The Parque Natural de las Ubiñas, which straddles Quirós and our neighbouring counties of Teverga and Lena, is the youngest of all the Asturian natural parks. It’s a stunning mountainous landscape with spectacular high peaks, glaciated valleys and ancient woodlands and is criss-crossed with an extensive network of trails that makes exploring it relatively simple and infinitely appealing, be it on foot, bike or horse back. If you’re lucky enough to get the right conditions in winter you could even pull on your snowshoes or cross-country skis out on the tops.
Perhaps the best-known of these trails is the Camin Real de la Mesa which follows the old Roman road that crosses the mountain tops linking the provinces of Asturias and León. It forms part of the Via de La Plata, an ancient trade and pilgrimage route that ran all the way along the west side of Spain from south to north. Linking up to it at various points are a seeming infinity of other local paths.
Last September I had the good fortune to explore 60kms of this network of trails on a two-day circular horse ride in a group accompanied by a super-knowledgeable local guide, Paco from Cuadra Sobia stables. On the Saturday we climbed up through dramatic limestone gorges, enjoyed the dappled shade of extensive beech and chestnut forests and clip-clopped past waterfalls, stopping to picnic at a braña (an ancient settlement of the native nomadic cowherds, vaqueiros de alzada) from where we continued up to the roof of Asturias at Puerto Ventana.
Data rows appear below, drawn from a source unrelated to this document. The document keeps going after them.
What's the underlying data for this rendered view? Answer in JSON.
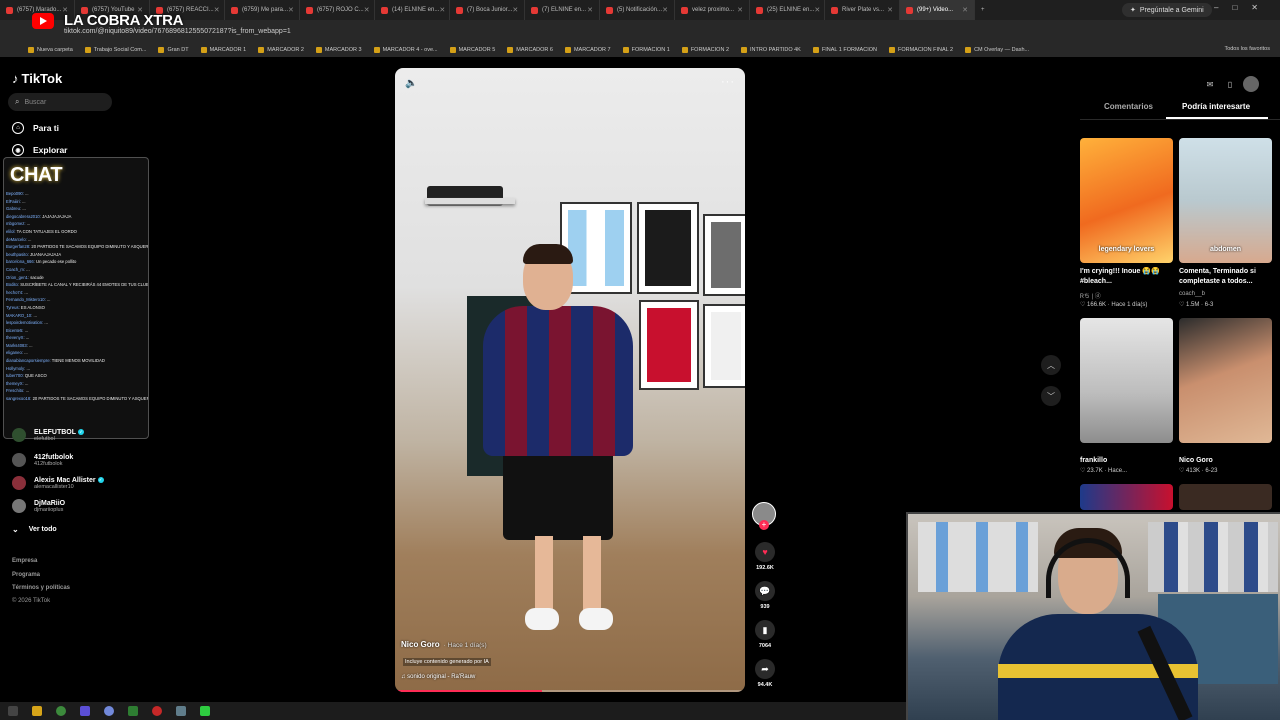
{
  "browser": {
    "tabs": [
      {
        "label": "(6757) Marado..."
      },
      {
        "label": "(6757) YouTube"
      },
      {
        "label": "(6757) REACCI..."
      },
      {
        "label": "(6759) Me para..."
      },
      {
        "label": "(6757) ROJO C..."
      },
      {
        "label": "(14) ELNINE en..."
      },
      {
        "label": "(7) Boca Junior..."
      },
      {
        "label": "(7) ELNINE en..."
      },
      {
        "label": "(5) Notificación..."
      },
      {
        "label": "velez proximo..."
      },
      {
        "label": "(25) ELNINE en..."
      },
      {
        "label": "River Plate vs..."
      },
      {
        "label": "(99+) Video..."
      }
    ],
    "gemini_label": "Pregúntale a Gemini",
    "url": "tiktok.com/@niquito89/video/7676896812555072187?is_from_webapp=1",
    "bookmarks": [
      "Nueva carpeta",
      "Trabajo Social Com...",
      "Gran DT",
      "MARCADOR 1",
      "MARCADOR 2",
      "MARCADOR 3",
      "MARCADOR 4 - ove...",
      "MARCADOR 5",
      "MARCADOR 6",
      "MARCADOR 7",
      "FORMACION 1",
      "FORMACION 2",
      "INTRO PARTIDO 4K",
      "FINAL 1 FORMACION",
      "FORMACION FINAL 2",
      "CM Overlay — Dash..."
    ],
    "bookmarks_all": "Todos los favoritos"
  },
  "stream_overlay": {
    "title": "LA COBRA XTRA",
    "chat_title": "CHAT",
    "chat_lines": [
      {
        "user": "Bepo090:",
        "text": "..."
      },
      {
        "user": "ElFaiiiri:",
        "text": "..."
      },
      {
        "user": "Gabreu:",
        "text": "..."
      },
      {
        "user": "diegocabrera2010:",
        "text": "JAJAJAJAJAJA"
      },
      {
        "user": "mbgomez:",
        "text": "..."
      },
      {
        "user": "elilol:",
        "text": "TA CON TATUAJES EL GORDO"
      },
      {
        "user": "deMarcelo:",
        "text": "..."
      },
      {
        "user": "Burgerfan28:",
        "text": "20 PARTIDOS TE SACAMOS EQUIPO DIMINUTO Y ASQUEROSO"
      },
      {
        "user": "beuthpasito:",
        "text": "JUANAAJAJAJA"
      },
      {
        "user": "barcelona_666:",
        "text": "Un pecado ese pollito"
      },
      {
        "user": "Coach_m:",
        "text": "..."
      },
      {
        "user": "Orion_gen1:",
        "text": "sacude"
      },
      {
        "user": "Bodito:",
        "text": "SUSCRÍBETE AL CANAL Y RECIBIRÁS 44 EMOTES DE TUS CLUBES FAVORITOS! Además ayudas al NINE!"
      },
      {
        "user": "hecho74:",
        "text": "..."
      },
      {
        "user": "Fernando_Mistero10:",
        "text": "..."
      },
      {
        "user": "Tyreus:",
        "text": "ES ALONSO"
      },
      {
        "user": "MAKARO_10:",
        "text": "..."
      },
      {
        "user": "lespoirdemotivation:",
        "text": "..."
      },
      {
        "user": "Bicente5:",
        "text": "..."
      },
      {
        "user": "thevenyX:",
        "text": "..."
      },
      {
        "user": "Marks4083:",
        "text": "..."
      },
      {
        "user": "eliganeo:",
        "text": "..."
      },
      {
        "user": "dianablancaporsiempre:",
        "text": "TIENE MENOS MOVILIDAD"
      },
      {
        "user": "Hollymoly:",
        "text": "..."
      },
      {
        "user": "tuber700:",
        "text": "QUE ASCO"
      },
      {
        "user": "themeyX:",
        "text": "..."
      },
      {
        "user": "Freschito:",
        "text": "..."
      },
      {
        "user": "sangrexoo18:",
        "text": "20 PARTIDOS TE SACAMOS EQUIPO DIMINUTO Y ASQUEROSO"
      }
    ]
  },
  "tiktok": {
    "logo": "TikTok",
    "search_placeholder": "Buscar",
    "nav": [
      {
        "label": "Para ti"
      },
      {
        "label": "Explorar"
      }
    ],
    "following": [
      {
        "name": "ELEFUTBOL",
        "handle": "elefutbol",
        "verified": true
      },
      {
        "name": "412futbolok",
        "handle": "412futbolok",
        "verified": false
      },
      {
        "name": "Alexis Mac Allister",
        "handle": "alemacallister10",
        "verified": true
      },
      {
        "name": "DjMaRiiO",
        "handle": "djmariioplus",
        "verified": false
      }
    ],
    "see_all": "Ver todo",
    "footer": [
      "Empresa",
      "Programa",
      "Términos y políticas",
      "© 2026 TikTok"
    ]
  },
  "video": {
    "author": "Nico Goro",
    "posted": "· Hace 1 día(s)",
    "ai_label": "Incluye contenido generado por IA",
    "sound": "sonido original - Ra'Rauw",
    "progress": 0.42,
    "likes": "192.6K",
    "comments": "939",
    "saves": "7064",
    "shares": "94.4K"
  },
  "right_panel": {
    "tab_comments": "Comentarios",
    "tab_interest": "Podría interesarte",
    "items": [
      {
        "caption": "I'm crying!!! Inoue 😭😭 #bleach...",
        "user": "Ꮢち | ⓓ",
        "meta": "♡ 166.6K · Hace 1 día(s)",
        "overlay": "legendary lovers"
      },
      {
        "caption": "Comenta, Terminado si completaste a todos...",
        "user": "coach__b",
        "meta": "♡ 1.5M · 6-3",
        "overlay": "abdomen"
      },
      {
        "caption": "",
        "user": "frankillo",
        "meta": "♡ 23.7K · Hace...",
        "overlay": ""
      },
      {
        "caption": "",
        "user": "Nico Goro",
        "meta": "♡ 413K · 6-23",
        "overlay": ""
      }
    ]
  },
  "colors": {
    "accent": "#fe2c55",
    "verified": "#20d5ec",
    "chat_glow": "#ffd84d"
  }
}
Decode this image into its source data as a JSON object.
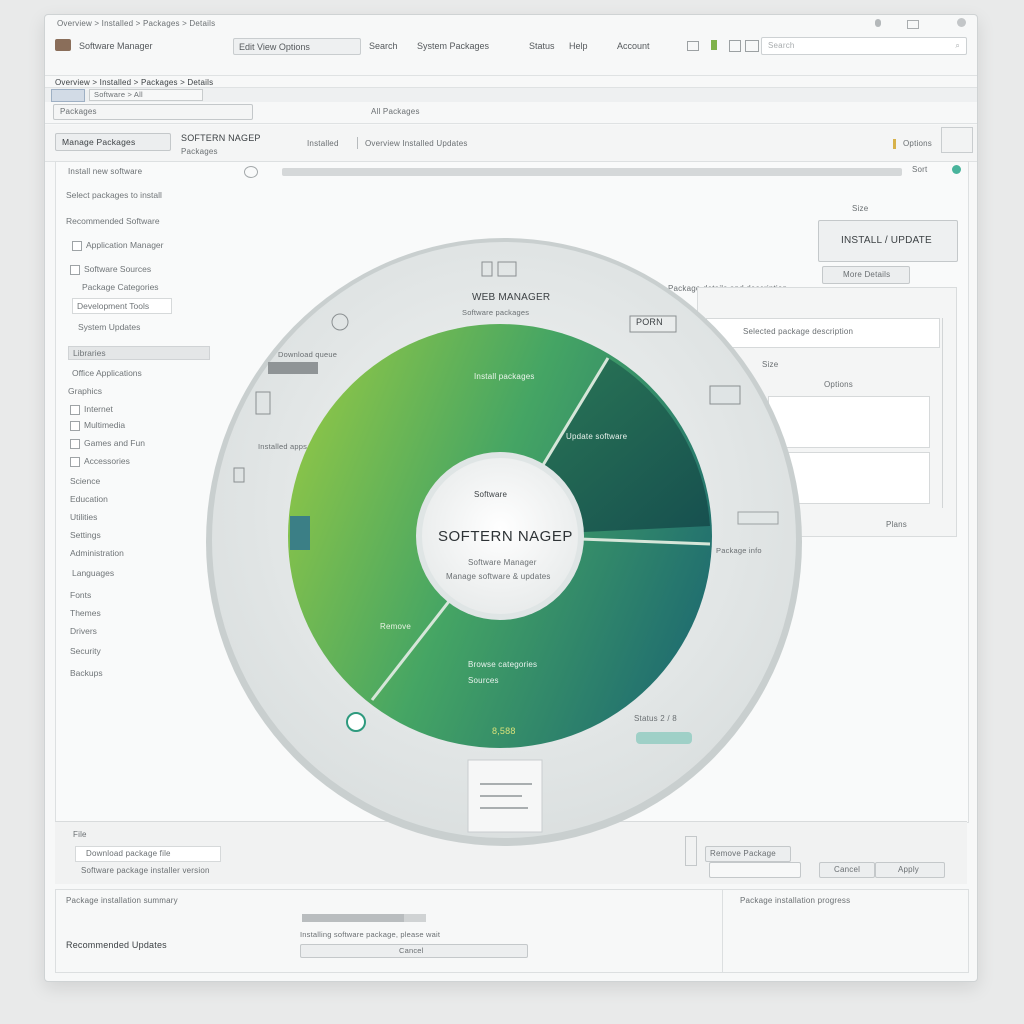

From here we pitched over and down into León where we overnighted in an albergue. The next day we looped back down to our starting point at Cuadra Sobia, via the extensive and spectacular plateau where Somiedo, Teverga and León meet. In the whole weekend we didn’t repeat a single section of trail and barely set hoof on tarmac. Apart from a few walkers by Xiblu waterfall the only company we encountered on the trails were wild horses and a few cows.
All in all an amazing experience that has whetted my appetite for continued exploration of these majestic mountains. Although from now on I shall be mainly staying on foot – two days in the saddle after 20 years without mounting a horse rather took its toll!